Üstelik, Allah aşkına, bir temsilci seçimi için dahi karşı kimliğe tahammülsüzlük gösterirsek, nasıl eleştirebiliriz ülke seçimlerindeki hoşgörüsüzlüğü?
Uzun lafın kısası, ülke siyasi atmosferi Bilkent’i fazlasıyla etkiledi, ama bu çoğumuzun sandığı gibi görüş sahibi bireylerin temsilci adayı olması yönüyle değil, onlara duyulan tahammülsüz yönüyle.
Bu düşüncelerimi fakültemizde temsilciliğe adaylığını koyan Vasıf İnanç Duygulu ile de paylaştım. Onla konuşmam neticesinde bu yazıyı yazmak şart oldu. Bilkent’te ilk defa, bir fikir sahibi olmanın suç olduğunu gördüm; ilk defa insanların liyakata göre değil, tarafgirliğe göre desteklendiğini; ilk defa Bilkent’in Türkiye’den farklı olmadığını gördüm!
Çok defa projelerini anlatmak için gittiği insanlar “tarafsız bir aday” istediklerini söylemiş Vasıf’a. “Şucu bucu istemiyoruz!” demişler. Komik, “şu şucu, bu bucu” söylemi adaylar arasında seçim için en büyük koz olmuş, “tarafsızlık” vurgusu fikirlerin önüne geçmiş. Seçim için vaatler geri plana düşmüş, kimlik tartışmalarına girilmiş.
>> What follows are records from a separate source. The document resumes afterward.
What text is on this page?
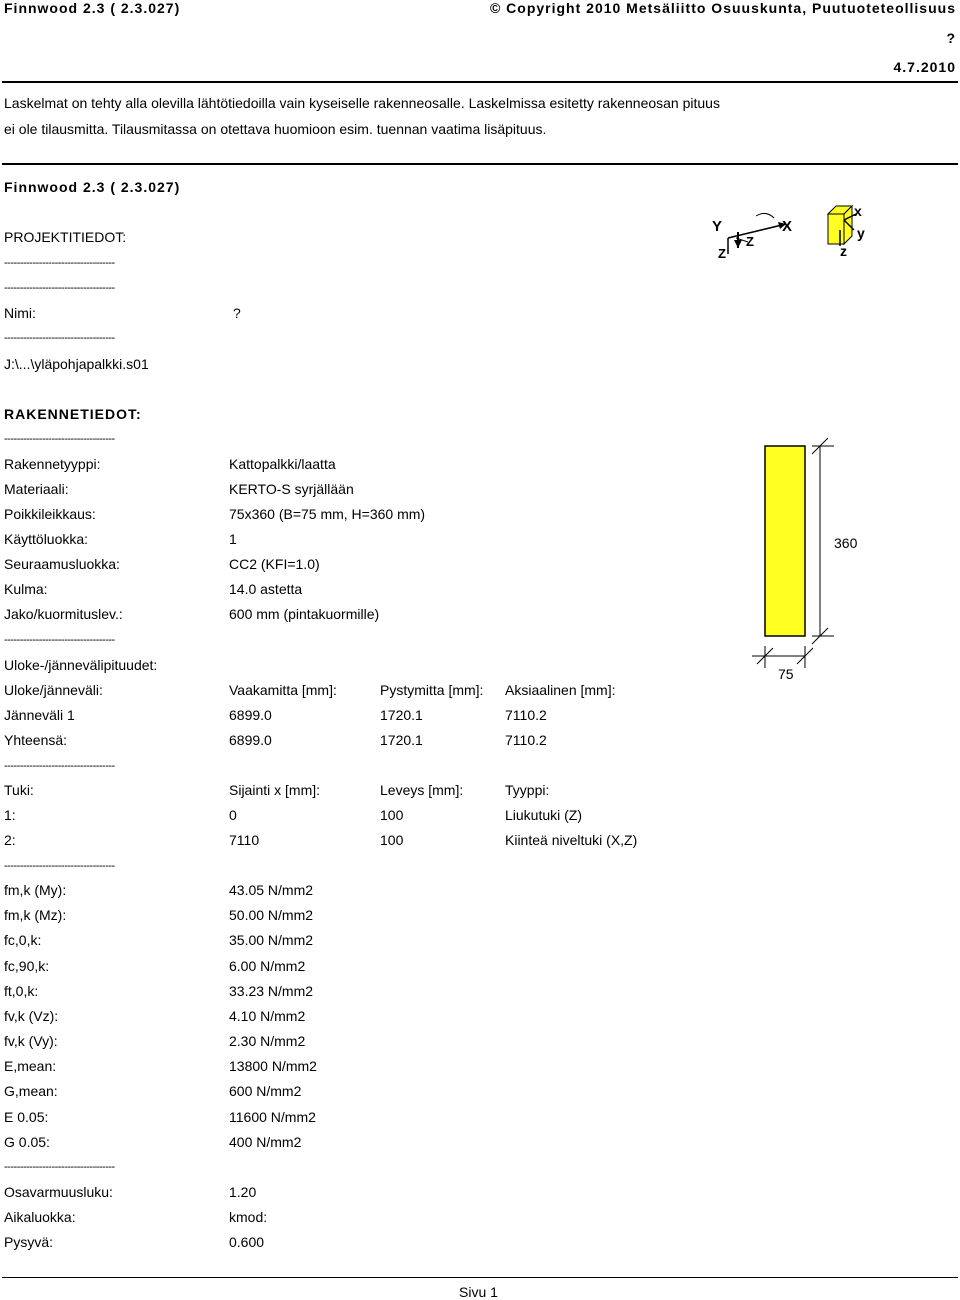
Finnwood 2.3 ( 2.3.027)	© Copyright 2010 Metsäliitto Osuuskunta, Puutuoteteollisuus
?
4.7.2010
Laskelmat on tehty alla olevilla lähtötiedoilla vain kyseiselle rakenneosalle. Laskelmissa esitetty rakenneosan pituus
ei ole tilausmitta. Tilausmitassa on otettava huomioon esim. tuennan vaatima lisäpituus.
Finnwood 2.3 ( 2.3.027)
PROJEKTITIEDOT:
-----------------------------------
-----------------------------------
Nimi:	?
-----------------------------------
J:\...\yläpohjapalkki.s01
Y	X
Z
Z
x
y
z
RAKENNETIEDOT:
-----------------------------------
Rakennetyyppi:	Kattopalkki/laatta
Materiaali:	KERTO-S syrjällään
Poikkileikkaus:	75x360 (B=75 mm, H=360 mm)
Käyttöluokka:	1
Seuraamusluokka:	CC2 (KFI=1.0)
Kulma:	14.0 astetta
Jako/kuormituslev.:	600 mm (pintakuormille)
-----------------------------------
360
75
Uloke-/jännevälipituudet:
Uloke/jänneväli:	Vaakamitta [mm]:	Pystymitta [mm]: Aksiaalinen [mm]:
Jänneväli 1	6899.0	1720.1	7110.2
Yhteensä:	6899.0	1720.1	7110.2
-----------------------------------
Tuki:	Sijainti x [mm]:	Leveys [mm]:	Tyyppi:
1:	0	100	Liukutuki (Z)
2:	7110	100	Kiinteä niveltuki (X,Z)
-----------------------------------
fm,k (My):	43.05 N/mm2
fm,k (Mz):	50.00 N/mm2
fc,0,k:	35.00 N/mm2
fc,90,k:	6.00 N/mm2
ft,0,k:	33.23 N/mm2
fv,k (Vz):	4.10 N/mm2
fv,k (Vy):	2.30 N/mm2
E,mean:	13800 N/mm2
G,mean:	600 N/mm2
E 0.05:	11600 N/mm2
G 0.05:	400 N/mm2
-----------------------------------
Osavarmuusluku:	1.20
Aikaluokka:	kmod:
Pysyvä:	0.600
Sivu 1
Bir de arkadaşlık bağları üzerine inşa edilen çalışmalar var. Şöyle ki, aday bir arkadaş olduğu, yahut muhabbeti hoş olduğu için tercih ediliyor. Allah aşkına, bu yaklaşım Bilkent’e yakışıyor mu? Öğrenci temsilcisi seçimlerinde dahi duygularımız mantığınızın önüne geçiyorsa, ülke seçimlerinde hamaseti nasıl eleştirebiliyoruz?
Bu üzücü durumun aynısı ülkemizin genelinde de var. Seçim dönemlerinde projeler ne kadar konuşuluyor? “Onlar olacağına bunlar olsun, şunlar olmasın da ne olursa olsun!” yaklaşımı hakim değil mi her görüşe? İnsanlar ülkemizde de mantıktan ziyade duygularıyla oy vermiyor mu? Bu yazıyı okuma zahmetinde bulunan her biriniz rahatsız değil mi bu yaklaşımdan?
O zaman neden pek çoğumuz aynısı Bilkent’te yapıyor?
Neden projeler dinlenmiyor?
Neden tecrübe konuşulmuyor?
Bu soruları kendime sordukça Bilkent’in “farklı olduğuna dair inancım yok olmuyor değil.
Size hitap eder biçimde yazdığım bu tek duygulu yazım. Bir serzeniş niteliğinde görün ve lütfen, hem üniversitemizin hem de uzun vadede ülkemizin geleceği için üzerinde bir düşünün.